EHRs need to be embedded in the patient care process, perform specific actions, and get appropriate direction by physicians to truly make a difference.
For years I've watched administrators get misty-eyed as they talked about their plans to "automate" the medical record and then proceeded to implement systems that increased the need for and the actual quantity of manual (non-automated) labor. In this article I'm going to make an assertion from which you may recoil: Automation is not possible without algorithms and a way to put them into effect. Planning a patient's diagnosis and treatment involves devising an algorithm and translating it in to a sequence of action steps - in other words, programming. Your initial reaction to the notion that doctoring involves programming may be to "run and hide in fear because everything you know [or don't know] about algorithms [and programming] reminds you of high-school Calculus nightmares," as Jonathan Cutrell described in "Understanding the Principles of Algorithm Design."
Let's deconstruct the assertion. An algorithm is a pre-defined set of steps that, if followed, achieve a specific goal. A program is nothing more than the algorithm - the steps - expressed in a language that can be understood (unambiguously) by whomever or whatever is going to carry them out. The algorithm is an abstract concept. The written set of steps is the program. It must be written because it must be communicated to those who will carry it out and because in medicine the law requires documentation. The programming language that most physicians use is a gemish [^1] of English and Medicalese. The written plan is a program for the care of a specific patient. It is usually intended that the plan will continue to be carried out (executed) until it ends normally, encounters some situation that was not anticipated (an exception) or it is changed in response to new or altered conditions.
At this point your care programs and computer programs diverge, to your disadvantage. A computer program is executed by a hardware device consisting of a processor, registers, memory, persistent memory, and input/output devices. In biological terms it is an effector. A care program is usually executed by people.
While the number of actions that a general purpose computer can perform is limited, it can perform those things faithfully and unerringly as often as needed. The results are highly reproducible, even if they are wrong. When people are the effectors neither timeliness, consistency, nor correctness is assured. People are neither predictable nor reproducible, in the way that a computer can be. Complicating matters - physicians who are not necessarily skilled in the art of programming. People misread programs, get distracted, use their judgment to handle exceptions inappropriately, and simply forget things. If anything can go wrong, it will. Better programs can help, but as long as people are expected to be the primary effectors, the dream that regulators have of turning Medicine into a smoothly functioning Six Sigma production line a la Toyota cannot be realized with currently available EHRs unless they undergo a drastic redesign.
Today's EHRs operate in parallel with the patient care process, not as part of it. The primary link between the EHR and care delivery is indirect. Portions of the care program may be entered into the EHR which then displays those items on a screen where they sit until they are noticed and acted upon by someone. There are circumstances when the link is more direct but these are rare. Examples of few ways in which the computer has a direct effect on patient care today are automated phone calls to remind patients about an appointment or a prescription refill.
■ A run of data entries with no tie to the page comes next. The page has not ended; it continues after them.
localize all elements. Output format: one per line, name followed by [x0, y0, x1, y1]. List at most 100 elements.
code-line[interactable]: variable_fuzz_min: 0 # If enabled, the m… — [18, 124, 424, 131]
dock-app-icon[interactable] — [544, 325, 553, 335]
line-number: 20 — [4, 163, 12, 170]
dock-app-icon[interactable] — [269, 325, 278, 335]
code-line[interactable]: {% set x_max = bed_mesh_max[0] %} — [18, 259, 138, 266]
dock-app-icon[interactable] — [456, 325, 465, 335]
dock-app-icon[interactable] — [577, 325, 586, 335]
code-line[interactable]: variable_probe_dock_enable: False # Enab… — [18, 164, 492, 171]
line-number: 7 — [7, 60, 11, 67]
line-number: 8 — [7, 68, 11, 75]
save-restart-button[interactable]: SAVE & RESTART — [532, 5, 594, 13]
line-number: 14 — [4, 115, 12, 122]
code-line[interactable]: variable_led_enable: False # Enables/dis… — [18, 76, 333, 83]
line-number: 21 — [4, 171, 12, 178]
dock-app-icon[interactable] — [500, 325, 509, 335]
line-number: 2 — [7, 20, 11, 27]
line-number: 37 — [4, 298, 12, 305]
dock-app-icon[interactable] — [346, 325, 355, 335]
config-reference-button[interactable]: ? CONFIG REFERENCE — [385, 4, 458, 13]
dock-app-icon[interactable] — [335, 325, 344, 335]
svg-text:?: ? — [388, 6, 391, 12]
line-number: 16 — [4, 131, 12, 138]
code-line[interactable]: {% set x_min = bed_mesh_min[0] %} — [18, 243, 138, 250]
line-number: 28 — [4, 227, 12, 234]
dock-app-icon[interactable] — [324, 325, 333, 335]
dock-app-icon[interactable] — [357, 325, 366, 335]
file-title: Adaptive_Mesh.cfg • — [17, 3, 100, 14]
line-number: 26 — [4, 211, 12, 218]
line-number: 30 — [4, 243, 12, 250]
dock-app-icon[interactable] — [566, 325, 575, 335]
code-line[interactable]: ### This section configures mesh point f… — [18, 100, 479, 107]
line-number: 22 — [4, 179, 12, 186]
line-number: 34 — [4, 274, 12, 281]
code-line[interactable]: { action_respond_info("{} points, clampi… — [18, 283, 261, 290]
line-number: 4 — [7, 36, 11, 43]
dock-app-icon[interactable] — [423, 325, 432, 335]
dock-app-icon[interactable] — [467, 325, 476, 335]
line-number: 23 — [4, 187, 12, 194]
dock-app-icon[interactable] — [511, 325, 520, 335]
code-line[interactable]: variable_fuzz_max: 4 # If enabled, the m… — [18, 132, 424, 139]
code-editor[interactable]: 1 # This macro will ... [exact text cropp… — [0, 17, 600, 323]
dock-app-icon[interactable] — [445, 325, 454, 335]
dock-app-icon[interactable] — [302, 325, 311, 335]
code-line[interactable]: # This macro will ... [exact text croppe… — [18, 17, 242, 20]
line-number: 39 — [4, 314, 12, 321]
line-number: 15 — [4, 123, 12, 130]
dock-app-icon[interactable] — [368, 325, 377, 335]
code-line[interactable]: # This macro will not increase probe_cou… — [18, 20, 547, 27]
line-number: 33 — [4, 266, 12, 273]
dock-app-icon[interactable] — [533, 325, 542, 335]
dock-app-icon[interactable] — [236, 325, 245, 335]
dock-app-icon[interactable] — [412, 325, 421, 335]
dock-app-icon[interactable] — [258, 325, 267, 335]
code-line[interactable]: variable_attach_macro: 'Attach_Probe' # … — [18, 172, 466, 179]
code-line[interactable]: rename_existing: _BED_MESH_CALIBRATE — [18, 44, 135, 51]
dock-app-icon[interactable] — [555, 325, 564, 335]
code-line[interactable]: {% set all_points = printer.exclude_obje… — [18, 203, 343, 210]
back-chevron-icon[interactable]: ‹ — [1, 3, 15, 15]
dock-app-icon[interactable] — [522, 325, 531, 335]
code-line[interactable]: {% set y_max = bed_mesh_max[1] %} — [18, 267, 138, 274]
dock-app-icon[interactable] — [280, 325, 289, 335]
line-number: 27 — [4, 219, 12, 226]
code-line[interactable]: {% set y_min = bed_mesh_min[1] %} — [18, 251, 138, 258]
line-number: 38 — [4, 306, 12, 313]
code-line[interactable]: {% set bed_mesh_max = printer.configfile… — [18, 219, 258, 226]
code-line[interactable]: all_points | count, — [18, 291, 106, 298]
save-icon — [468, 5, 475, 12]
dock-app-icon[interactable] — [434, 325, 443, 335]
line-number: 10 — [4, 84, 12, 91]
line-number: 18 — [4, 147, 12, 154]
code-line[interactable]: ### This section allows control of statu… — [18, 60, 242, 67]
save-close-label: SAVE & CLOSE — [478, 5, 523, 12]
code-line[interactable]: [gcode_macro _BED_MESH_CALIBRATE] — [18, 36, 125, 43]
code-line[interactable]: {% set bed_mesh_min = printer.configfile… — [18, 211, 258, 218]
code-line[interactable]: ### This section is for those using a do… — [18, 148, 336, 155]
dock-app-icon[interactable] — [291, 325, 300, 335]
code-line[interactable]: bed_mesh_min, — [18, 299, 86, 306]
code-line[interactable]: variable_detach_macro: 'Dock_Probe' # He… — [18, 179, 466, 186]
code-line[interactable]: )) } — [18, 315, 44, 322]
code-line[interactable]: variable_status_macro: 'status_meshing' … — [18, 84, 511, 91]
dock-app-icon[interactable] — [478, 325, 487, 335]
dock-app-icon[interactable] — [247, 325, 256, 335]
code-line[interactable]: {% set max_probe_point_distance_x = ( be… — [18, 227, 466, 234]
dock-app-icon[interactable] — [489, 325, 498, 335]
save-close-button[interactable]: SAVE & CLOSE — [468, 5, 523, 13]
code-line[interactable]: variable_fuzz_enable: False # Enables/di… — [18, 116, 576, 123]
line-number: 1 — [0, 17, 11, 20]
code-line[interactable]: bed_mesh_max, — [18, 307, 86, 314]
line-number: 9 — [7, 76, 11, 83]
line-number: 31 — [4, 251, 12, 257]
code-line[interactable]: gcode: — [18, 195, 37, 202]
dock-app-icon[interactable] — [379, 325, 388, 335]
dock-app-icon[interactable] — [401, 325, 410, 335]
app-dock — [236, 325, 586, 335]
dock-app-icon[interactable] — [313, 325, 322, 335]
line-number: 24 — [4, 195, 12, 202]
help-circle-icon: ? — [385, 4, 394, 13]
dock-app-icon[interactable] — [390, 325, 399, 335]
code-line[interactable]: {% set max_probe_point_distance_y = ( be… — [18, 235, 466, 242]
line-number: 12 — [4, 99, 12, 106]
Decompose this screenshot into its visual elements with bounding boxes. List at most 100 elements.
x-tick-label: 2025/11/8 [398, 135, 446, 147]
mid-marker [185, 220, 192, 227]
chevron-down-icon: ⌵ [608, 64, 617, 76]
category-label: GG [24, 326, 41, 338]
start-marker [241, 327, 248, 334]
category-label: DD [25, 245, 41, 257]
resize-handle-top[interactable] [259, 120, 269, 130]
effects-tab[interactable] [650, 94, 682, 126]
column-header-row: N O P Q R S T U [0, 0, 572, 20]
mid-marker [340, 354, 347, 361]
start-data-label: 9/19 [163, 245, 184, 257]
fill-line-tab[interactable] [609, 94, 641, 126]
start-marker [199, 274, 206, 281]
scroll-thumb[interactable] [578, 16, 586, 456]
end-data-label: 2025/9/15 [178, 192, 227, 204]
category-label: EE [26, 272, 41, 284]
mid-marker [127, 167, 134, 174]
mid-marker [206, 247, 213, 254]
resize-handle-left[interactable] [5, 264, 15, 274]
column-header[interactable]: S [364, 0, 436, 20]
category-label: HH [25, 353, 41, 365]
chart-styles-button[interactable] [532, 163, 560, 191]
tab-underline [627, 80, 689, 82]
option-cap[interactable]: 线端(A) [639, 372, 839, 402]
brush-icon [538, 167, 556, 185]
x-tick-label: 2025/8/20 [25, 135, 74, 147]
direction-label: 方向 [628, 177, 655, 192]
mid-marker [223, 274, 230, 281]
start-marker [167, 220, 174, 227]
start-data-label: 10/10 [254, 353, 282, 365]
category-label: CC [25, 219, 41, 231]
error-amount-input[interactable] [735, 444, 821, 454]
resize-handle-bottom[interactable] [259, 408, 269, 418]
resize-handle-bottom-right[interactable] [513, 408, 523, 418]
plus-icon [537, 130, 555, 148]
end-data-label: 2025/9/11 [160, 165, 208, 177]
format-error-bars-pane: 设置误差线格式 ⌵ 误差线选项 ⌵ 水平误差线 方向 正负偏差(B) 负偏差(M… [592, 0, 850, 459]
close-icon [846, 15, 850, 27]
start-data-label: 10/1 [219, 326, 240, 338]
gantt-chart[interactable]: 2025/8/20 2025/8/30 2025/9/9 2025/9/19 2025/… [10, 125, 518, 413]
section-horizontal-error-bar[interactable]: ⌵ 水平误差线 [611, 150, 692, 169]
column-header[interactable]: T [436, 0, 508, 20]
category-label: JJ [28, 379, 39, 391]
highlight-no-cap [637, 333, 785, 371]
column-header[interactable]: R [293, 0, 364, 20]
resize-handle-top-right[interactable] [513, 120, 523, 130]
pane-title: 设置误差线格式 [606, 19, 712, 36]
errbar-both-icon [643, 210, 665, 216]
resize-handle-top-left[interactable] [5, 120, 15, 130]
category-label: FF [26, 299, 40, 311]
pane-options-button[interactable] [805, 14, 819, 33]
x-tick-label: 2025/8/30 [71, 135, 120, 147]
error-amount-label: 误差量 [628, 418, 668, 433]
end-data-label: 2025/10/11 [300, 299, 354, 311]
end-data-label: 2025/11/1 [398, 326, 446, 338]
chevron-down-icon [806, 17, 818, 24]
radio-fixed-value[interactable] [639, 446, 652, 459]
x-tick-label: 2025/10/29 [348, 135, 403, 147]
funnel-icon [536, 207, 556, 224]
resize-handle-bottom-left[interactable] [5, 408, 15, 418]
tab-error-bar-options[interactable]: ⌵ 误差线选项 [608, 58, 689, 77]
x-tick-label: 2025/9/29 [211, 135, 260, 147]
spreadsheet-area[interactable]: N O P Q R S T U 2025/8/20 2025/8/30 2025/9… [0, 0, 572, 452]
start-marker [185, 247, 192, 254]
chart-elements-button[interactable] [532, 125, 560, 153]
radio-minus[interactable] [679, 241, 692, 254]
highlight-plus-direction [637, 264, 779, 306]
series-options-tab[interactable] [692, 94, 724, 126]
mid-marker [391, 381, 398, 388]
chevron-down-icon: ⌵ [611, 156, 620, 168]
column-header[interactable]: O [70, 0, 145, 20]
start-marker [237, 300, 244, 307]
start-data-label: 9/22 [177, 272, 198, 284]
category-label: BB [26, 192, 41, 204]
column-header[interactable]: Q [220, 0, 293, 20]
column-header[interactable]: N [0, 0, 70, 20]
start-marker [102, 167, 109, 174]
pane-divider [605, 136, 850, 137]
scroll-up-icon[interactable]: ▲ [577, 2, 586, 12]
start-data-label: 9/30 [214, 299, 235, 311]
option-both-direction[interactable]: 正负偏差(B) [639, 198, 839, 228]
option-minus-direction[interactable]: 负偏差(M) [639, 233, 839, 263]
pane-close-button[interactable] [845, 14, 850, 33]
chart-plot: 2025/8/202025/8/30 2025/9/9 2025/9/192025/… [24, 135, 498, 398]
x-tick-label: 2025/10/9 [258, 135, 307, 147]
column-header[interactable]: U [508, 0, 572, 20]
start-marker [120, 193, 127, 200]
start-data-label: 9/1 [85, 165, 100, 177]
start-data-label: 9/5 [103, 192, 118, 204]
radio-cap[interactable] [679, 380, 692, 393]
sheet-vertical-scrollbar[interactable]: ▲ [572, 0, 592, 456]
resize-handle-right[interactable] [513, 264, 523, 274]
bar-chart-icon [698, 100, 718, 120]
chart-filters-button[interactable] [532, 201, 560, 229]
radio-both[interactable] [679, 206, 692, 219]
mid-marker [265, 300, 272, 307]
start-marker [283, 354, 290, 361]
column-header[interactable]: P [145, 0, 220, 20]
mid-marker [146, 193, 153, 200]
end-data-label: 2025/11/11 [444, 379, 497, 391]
An EHR can't and won't have a meaningful impact on patient care until it is embedded in the patient care process and can perform a variety of actions directly and until physicians write their care plans as programs that the EHR can execute. This means that physicians learn to write care programs that can be executed by either a person or a computer without crashing either the computer or the patient. This depends on, and awaits, the development a patient care programming language. Once developed it must be incorporated into an EHR and learned by physicians. Until then, there no point in pouring a lot of time and money into an EHR.
It's worth considering that perhaps an EHR should not be designed to have a meaningful impact on patient care; meaningful is not always good. It's just possible that, for all its faults, relying on people is preferable to the dehumanized, depopulated, and automated healthcare production-line-world envisioned by regulators. Perhaps that world would be better left to the domain of science fiction and fantasy. Doing so might allow us to get real and focus our attention on the needs of the patient. With the money we saved we might even be able to afford it.
[^1] GEMISH is an acronym for a computer language developed by Ed Hammond's group at Duke University that was used to create TMR. It also happens to be a Yiddish word meaning mixture.